MSHT: Multi-stage Hybrid Transformer for the ROSE Image Analysis of Pancreatic Cancer
Tianyi Zhang, Yunlu Feng, Yu Zhao, Guangda Fan, Aiming Yang, Shangqin, Lyu, Peng Zhang, Fan Song, Chenbin Ma, Yangyang Sun, Youdan Feng, and, Guanglei Zhang

TL;DR
This paper introduces MSHT, a multi-stage hybrid Transformer model that combines CNN and Transformer features to improve the accuracy and interpretability of pancreatic cancer diagnosis from ROSE images, enabling automated analysis.
Contribution
The paper presents a novel multi-stage hybrid Transformer architecture that integrates CNN spatial features with Transformer global modeling for pancreatic cancer image analysis.
Findings
Achieved 95.68% classification accuracy on ROSE images.
Outperformed state-of-the-art models in accuracy and interpretability.
Demonstrated potential for automated clinical decision support.
Abstract
Pancreatic cancer is one of the most malignant cancers in the world, which deteriorates rapidly with very high mortality.

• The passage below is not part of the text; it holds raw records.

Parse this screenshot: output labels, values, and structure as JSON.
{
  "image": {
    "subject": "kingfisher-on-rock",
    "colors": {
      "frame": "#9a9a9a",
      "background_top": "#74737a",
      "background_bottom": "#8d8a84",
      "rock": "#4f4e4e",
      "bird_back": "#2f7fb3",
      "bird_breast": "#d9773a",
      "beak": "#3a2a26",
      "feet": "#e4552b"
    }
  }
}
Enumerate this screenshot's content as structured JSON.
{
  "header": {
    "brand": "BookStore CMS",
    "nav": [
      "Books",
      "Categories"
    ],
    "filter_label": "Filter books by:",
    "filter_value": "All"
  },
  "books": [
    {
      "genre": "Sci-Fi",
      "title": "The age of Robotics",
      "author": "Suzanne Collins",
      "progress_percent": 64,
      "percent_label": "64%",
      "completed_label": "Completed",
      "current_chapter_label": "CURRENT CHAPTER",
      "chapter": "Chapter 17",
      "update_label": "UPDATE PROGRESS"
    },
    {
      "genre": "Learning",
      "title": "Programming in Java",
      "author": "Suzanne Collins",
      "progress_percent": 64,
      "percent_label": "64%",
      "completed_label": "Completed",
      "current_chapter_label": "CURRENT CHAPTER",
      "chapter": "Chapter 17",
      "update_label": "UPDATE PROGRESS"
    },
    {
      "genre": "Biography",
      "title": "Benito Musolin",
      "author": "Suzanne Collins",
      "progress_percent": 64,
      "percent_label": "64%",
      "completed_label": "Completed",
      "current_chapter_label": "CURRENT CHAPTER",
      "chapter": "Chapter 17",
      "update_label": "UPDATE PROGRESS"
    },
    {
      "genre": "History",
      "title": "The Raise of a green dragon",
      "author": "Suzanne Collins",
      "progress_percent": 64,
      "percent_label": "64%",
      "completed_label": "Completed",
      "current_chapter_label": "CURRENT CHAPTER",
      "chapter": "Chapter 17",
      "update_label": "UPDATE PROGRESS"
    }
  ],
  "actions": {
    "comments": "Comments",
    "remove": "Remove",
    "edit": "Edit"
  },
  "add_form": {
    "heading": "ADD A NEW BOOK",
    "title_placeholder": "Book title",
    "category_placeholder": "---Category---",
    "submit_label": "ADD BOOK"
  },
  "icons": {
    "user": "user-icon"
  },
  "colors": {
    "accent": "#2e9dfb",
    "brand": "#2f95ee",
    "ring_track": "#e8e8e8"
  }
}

The rapid on-site evaluation (ROSE) technique innovates the workflow by immediately analyzing the fast stained cytopathological images with on-site pathologists, which enables faster diagnosis in this time-pressured process. However, the wider expansion of ROSE diagnosis has been hindered by the lack of experienced pathologists. To overcome this problem, we propose a hybrid high-performance deep learning model to enable the automated workflow, thus freeing the occupation of the valuable time of pathologists. By firstly introducing the Transformer block into this field with our particular multi-stage hybrid design, the spatial features generated by the convolutional neural network (CNN) significantly enhance the Transformer global modeling. Turning multi-stage spatial…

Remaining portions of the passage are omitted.